Ben Johnson: It’s hard to ignore the Medtronic-Covidien deal, that a company like Medtronic, with more than 50% of revenues from overseas, is looking into investing in this country and seeing that deploying dollars or putting products into this market comes with a very heavy tax price. They’re going to have to look at that and say, "Well, if we put that same product in another country with a lower tax environment, are we going to be better off?"
They’re voting with their feet now, by saying we may be better off if we actually reincorporate somewhere else. For medtech I think it’s exacerbated relative to other industries, because now you have in general a high business tax environment in the United States but you also have a medtech tax that’s a tax on sales, not on profit.
Medtronic is saying that they’re going to be taking most of the money that’s sitting offshore and actually investing it in the United States to support innovation. But are they talking about early-stage clinical development innovation, or are they talking about commercialization?

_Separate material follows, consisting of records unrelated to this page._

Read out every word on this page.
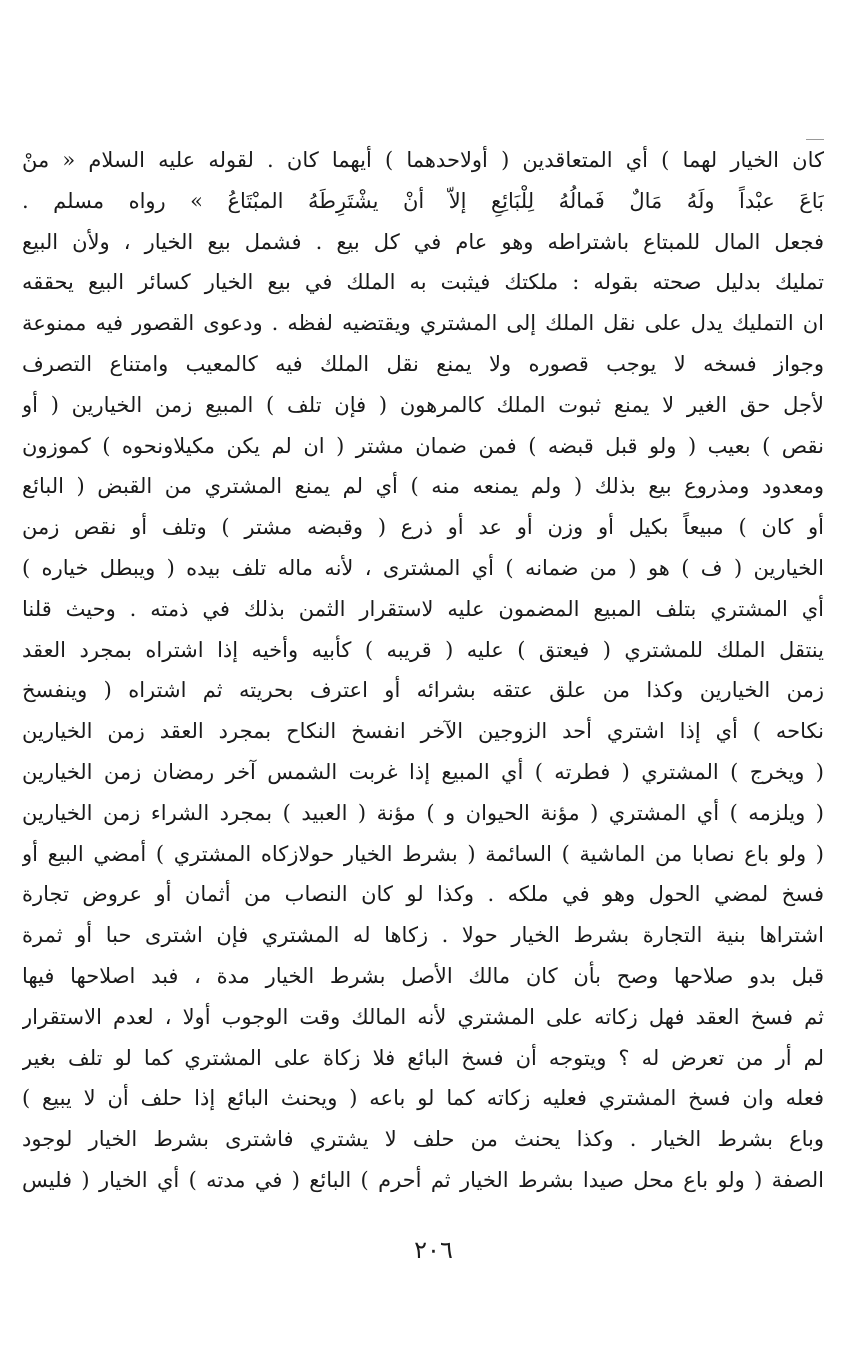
كان الخيار لهما ) أي المتعاقدين ( أولاحدهما ) أيهما كان . لقوله عليه السلام « منْ
بَاعَ عبْداً ولَهُ مَالٌ فَمالُهُ لِلْبَائِعِ إلاّ أنْ يشْتَرِطَهُ المبْتَاعُ » رواه مسلم .
فجعل المال للمبتاع باشتراطه وهو عام في كل بيع . فشمل بيع الخيار ، ولأن البيع
تمليك بدليل صحته بقوله : ملكتك فيثبت به الملك في بيع الخيار كسائر البيع يحققه
ان التمليك يدل على نقل الملك إلى المشتري ويقتضيه لفظه . ودعوى القصور فيه ممنوعة
وجواز فسخه لا يوجب قصوره ولا يمنع نقل الملك فيه كالمعيب وامتناع التصرف
لأجل حق الغير لا يمنع ثبوت الملك كالمرهون ( فإن تلف ) المبيع زمن الخيارين ( أو
نقص ) بعيب ( ولو قبل قبضه ) فمن ضمان مشتر ( ان لم يكن مكيلاونحوه ) كموزون
ومعدود ومذروع بيع بذلك ( ولم يمنعه منه ) أي لم يمنع المشتري من القبض ( البائع
أو كان ) مبيعاً بكيل أو وزن أو عد أو ذرع ( وقبضه مشتر ) وتلف أو نقص زمن
الخيارين ( ف ) هو ( من ضمانه ) أي المشترى ، لأنه ماله تلف بيده ( ويبطل خياره )
أي المشتري بتلف المبيع المضمون عليه لاستقرار الثمن بذلك في ذمته . وحيث قلنا
ينتقل الملك للمشتري ( فيعتق ) عليه ( قريبه ) كأبيه وأخيه إذا اشتراه بمجرد العقد
زمن الخيارين وكذا من علق عتقه بشرائه أو اعترف بحريته ثم اشتراه ( وينفسخ
نكاحه ) أي إذا اشتري أحد الزوجين الآخر انفسخ النكاح بمجرد العقد زمن الخيارين
( ويخرج ) المشتري ( فطرته ) أي المبيع إذا غربت الشمس آخر رمضان زمن الخيارين
( ويلزمه ) أي المشتري ( مؤنة الحيوان و ) مؤنة ( العبيد ) بمجرد الشراء زمن الخيارين
( ولو باع نصابا من الماشية ) السائمة ( بشرط الخيار حولازكاه المشتري ) أمضي البيع أو
فسخ لمضي الحول وهو في ملكه . وكذا لو كان النصاب من أثمان أو عروض تجارة
اشتراها بنية التجارة بشرط الخيار حولا . زكاها له المشتري فإن اشترى حبا أو ثمرة
قبل بدو صلاحها وصح بأن كان مالك الأصل بشرط الخيار مدة ، فبد اصلاحها فيها
ثم فسخ العقد فهل زكاته على المشتري لأنه المالك وقت الوجوب أولا ، لعدم الاستقرار
لم أر من تعرض له ؟ ويتوجه أن فسخ البائع فلا زكاة على المشتري كما لو تلف بغير
فعله وان فسخ المشتري فعليه زكاته كما لو باعه ( ويحنث البائع إذا حلف أن لا يبيع )
وباع بشرط الخيار . وكذا يحنث من حلف لا يشتري فاشترى بشرط الخيار لوجود
الصفة ( ولو باع محل صيدا بشرط الخيار ثم أحرم ) البائع ( في مدته ) أي الخيار ( فليس
٢٠٦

Because while there might be an absence of early-stage investment funding, I could easily see a situation in which strategics take advantage of that lack of capital by investing more in early-stage company in the United States and then offshoring their commercial development.
One of the realities of the situation we’re in right now is that, while it might be easy for a company to move its tax domicile from 1 country to the next, it’s very difficult to disrupt very long-term supply chains or value chains. So, for example, think about Harvard, Stanford, MIT and all the research that happens at just those institutions, not to mention the other areas of either clinical or academic research. Those value chains have been built over arguably centuries, right? So it will take arguably decades for those value chains to migrate to China, as an example.
The same holds true for companies that commercialize. If you’re going to be setting up a factory in Ireland and you’re going to be selling to Europe, it takes a lot of effort to try and dismantle that value chain. When I put myself in the shoes of a company like Medtronic, do they try to continue to invest in what is arguably the best early-stage innovation climate or in the invention climate?
The distinction between innovation and invention is that with invention, you come up with this great new idea; innovation is, can you make a business out of it? A good way to summarize my point is that invention is going to be happening for a long time in the United States, but innovation might be a little bit rocky here for a while as we see through the changes to how healthcare is deployed in this country. For a company like Medtronic to continue to invest in the United States, I think that’s great, but I wonder if the fruits of those labors will still move offshore based on the function of our tax code.